Customer value is seen as the major source of competitive advantage. Organisations constantly explore to create an enhanced understanding of the holistic value creation process. In order to fully comprehend this concept, that is difficult to grasp, organisations should focus on ‘value in the experience’; both reflectively experienced as well as unreflectively experienced by customers. This article explores this new concept and offers organisations possibilities to improve their understanding of the customer’s value experience. As a result, organisations are able to create stronger and more sustainable value propositions.
“The current article is an opening in research into value in the experience. The findings of this research will be presented by the authors Yasin Sahhar and dr. Raymond Loohuis at the beginning of June at the Naples Forum on Service in Italy. Therefore, this research is still work-in-progress and the upcoming findings will be uncovered in the next series of The Next Quarterly in Autumn.”
Value in the experience offers an enhanced understanding of customer value
Customer value has been considered as the major source of competitive advantage for organisations. This ‘outward orientation’ renders organisations with an enhanced comprehension of customer needs. As such, organisations are able to better adapt themselves to these needs.
To date, value has been approached from a rationalistic point of view. This perspective puts ‘what goes on in the mind of the customer’ (i.e. customer perceptions) central in understanding the concept of customer value. Customer perceptions are the source for companies that tells them what customers appreciate and what they do not appreciate about the company’s offering. However, perceptions only focus on what customers consciously/reflectively experience and not on what they unconsciously/unreflectively experience. As such, perceptions do not sufficiently tap into the whole value experience. Therefore, a richer comprehension of customer value that delves deeper into the customers’ lifeworld (the context in which the ‘lived experience’ of customers is grounded) is needed. This yields organisations a view on ‘value in the experience’.
Characteristics of value in the experience
Value in the experience is a subjective phenomenon arguing that value is directly or indirectly experienced by customers in their lifeworld context. Value thus resides not from the object of consumption but in the experience of consumption (also known as value-in-use). In this regard, value has several premises. First, value can be individually intrasubjective (experienced by the individual) or collectively intersubjective (experienced at a collective level). Second, value in the experience is lived or imaginary. Where the former refers to experiencing a product or service through direct interactions, the latter is concerned with indirect interactions with the product or service. Third, value is temporal in nature meaning that it is based on previous, current or imaginary future experiences. Finally, taking into account that value is idiosyncratic, experiential, contextual and meaning-laden in nature, value in the experience emerges from the individually determined context.

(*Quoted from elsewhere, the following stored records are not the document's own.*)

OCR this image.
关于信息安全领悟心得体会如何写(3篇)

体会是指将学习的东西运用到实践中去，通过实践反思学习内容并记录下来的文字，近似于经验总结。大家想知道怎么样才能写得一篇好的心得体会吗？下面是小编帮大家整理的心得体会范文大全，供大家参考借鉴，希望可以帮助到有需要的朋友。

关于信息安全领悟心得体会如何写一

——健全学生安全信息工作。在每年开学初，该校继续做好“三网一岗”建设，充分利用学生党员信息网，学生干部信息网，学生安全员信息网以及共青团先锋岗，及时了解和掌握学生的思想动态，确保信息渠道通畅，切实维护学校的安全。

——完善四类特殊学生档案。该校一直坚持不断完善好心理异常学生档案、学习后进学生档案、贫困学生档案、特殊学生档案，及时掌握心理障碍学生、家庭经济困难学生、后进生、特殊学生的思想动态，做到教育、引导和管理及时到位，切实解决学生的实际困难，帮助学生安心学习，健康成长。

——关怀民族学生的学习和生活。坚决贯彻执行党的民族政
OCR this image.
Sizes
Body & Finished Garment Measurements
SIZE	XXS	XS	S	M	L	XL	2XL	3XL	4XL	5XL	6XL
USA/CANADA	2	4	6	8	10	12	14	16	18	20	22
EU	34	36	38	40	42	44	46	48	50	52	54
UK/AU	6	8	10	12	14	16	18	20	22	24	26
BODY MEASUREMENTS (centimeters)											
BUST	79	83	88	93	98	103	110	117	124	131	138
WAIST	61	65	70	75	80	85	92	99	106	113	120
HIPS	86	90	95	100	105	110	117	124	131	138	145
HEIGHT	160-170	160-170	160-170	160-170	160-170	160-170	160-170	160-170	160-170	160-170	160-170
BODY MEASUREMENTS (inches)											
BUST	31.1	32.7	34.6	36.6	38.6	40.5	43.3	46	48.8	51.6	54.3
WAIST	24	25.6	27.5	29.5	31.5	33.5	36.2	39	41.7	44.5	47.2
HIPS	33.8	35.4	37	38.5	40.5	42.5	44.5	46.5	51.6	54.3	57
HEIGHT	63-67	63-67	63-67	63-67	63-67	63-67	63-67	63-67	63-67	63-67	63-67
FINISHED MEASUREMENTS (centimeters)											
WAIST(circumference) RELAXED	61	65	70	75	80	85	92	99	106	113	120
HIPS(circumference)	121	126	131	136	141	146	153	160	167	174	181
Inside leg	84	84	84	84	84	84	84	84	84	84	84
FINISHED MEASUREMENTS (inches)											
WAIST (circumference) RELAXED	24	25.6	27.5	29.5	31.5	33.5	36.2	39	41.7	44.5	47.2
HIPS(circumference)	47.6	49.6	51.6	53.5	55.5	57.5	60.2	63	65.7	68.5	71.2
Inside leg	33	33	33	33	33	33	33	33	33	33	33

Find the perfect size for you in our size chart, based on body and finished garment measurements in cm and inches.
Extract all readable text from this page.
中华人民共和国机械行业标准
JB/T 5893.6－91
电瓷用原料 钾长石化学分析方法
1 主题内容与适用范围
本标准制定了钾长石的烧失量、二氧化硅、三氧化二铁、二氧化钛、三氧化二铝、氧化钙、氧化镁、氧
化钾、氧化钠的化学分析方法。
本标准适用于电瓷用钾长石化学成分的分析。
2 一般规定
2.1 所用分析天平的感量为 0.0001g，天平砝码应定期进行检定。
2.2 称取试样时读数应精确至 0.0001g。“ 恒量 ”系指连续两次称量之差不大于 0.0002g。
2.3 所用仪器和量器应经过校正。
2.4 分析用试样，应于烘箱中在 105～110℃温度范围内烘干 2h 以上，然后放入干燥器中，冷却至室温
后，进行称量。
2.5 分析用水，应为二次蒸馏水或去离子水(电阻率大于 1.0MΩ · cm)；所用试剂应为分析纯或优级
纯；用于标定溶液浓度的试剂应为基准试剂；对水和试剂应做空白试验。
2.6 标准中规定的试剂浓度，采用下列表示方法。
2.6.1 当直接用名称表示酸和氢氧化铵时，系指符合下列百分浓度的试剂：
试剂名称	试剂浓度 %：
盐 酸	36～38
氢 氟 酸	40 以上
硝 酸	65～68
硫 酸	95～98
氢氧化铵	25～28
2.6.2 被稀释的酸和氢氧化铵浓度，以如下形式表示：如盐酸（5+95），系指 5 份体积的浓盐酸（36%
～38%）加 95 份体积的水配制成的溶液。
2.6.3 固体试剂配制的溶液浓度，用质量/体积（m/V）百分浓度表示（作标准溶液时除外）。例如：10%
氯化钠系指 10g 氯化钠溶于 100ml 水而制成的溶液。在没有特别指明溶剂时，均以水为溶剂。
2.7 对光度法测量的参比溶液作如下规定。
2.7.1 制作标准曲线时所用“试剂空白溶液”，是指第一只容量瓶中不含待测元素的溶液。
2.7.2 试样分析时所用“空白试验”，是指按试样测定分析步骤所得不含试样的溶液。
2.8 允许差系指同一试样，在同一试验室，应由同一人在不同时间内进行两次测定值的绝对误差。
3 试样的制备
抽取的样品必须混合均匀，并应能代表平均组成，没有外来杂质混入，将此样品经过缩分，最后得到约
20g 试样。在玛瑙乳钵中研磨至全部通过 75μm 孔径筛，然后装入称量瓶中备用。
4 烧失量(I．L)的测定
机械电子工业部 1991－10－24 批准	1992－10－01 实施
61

Illustrating reflective and unreflective experience through the iceberg metaphor
Based on the previous reasoning that perceptions only elicit reflective experience, recognising the concept of value in the experience is of crucial important for organisations. To further illustrate this, the following metaphor is used (see Figure 1). Customer perceptions solely render a view about the reflective experience of customers – the ‘tip of the iceberg’. Value in the experience covers both reflective and unreflective experience and as such ‘goes under water’.
“Value in the experience covers both reflective and unreflective experience and as such ‘goes under water’.”
Figure 1 – Illustrating value in the experience through the iceberg metaphor
What the doorknob teaches us about unreflective/reflective experience
For the sake of clarity and to make value in the experience more straightforward to understand, the following example is used. A doorknob is an object that is used in everyday practice. It is for example used to enter another room or open a closet’s door. People do not consciously think about turning the doorknob to enter the other room and value experience as such remains unreflective. The doorknob participates in the value creation process in a way it allows people to enter another room or pick something out of a closet. This case illustrates unreflective experience since subjects are not aware of consciously creating value. This is different when the doorknob blocks or is broken. In such instances, people become aware (i.e. reflective experience) of the situation. They are not able to enter the other room or open the closet and the process of value creation is blocked because of the doorknob’s malfunctioning. This situation describes reflective experience since people are consciously experiencing a product/service. What further (managerial) implications of this notion are, is to still to be explored and will be unravelled in the next series of The Next Quarterly.
Offering stronger value propositions
In order to have a full picture of the customer value experience, it is imperative for companies to recognise both sides of the coin: on the one hand the reflective experience of products/services and on the other hand the unreflective experience of products/services. Managers ought to broaden their view of customer value experience to draw conclusions on what customers’ needs are. Not just the core values and lived experience of customers are important, also observations that capture social experiences are necessary to successfully co-create suitable value propositions. Since the Service-Dominant Logic (find out more about this new marketing paradigm here) points out that marketing is not so much a function of the marketing department but the primary function of the enterprise, different departments should be involved in observational research. Not just marketers or sales managers, but also customer service representatives can contribute to the organisation’s understanding of the customer’s value experience. Through using observation techniques in customer’s usage process of products/services, both information about reflective and unreflective value experience can be elicited. As a result, companies are able to offer value propositions that better resonate with customer needs.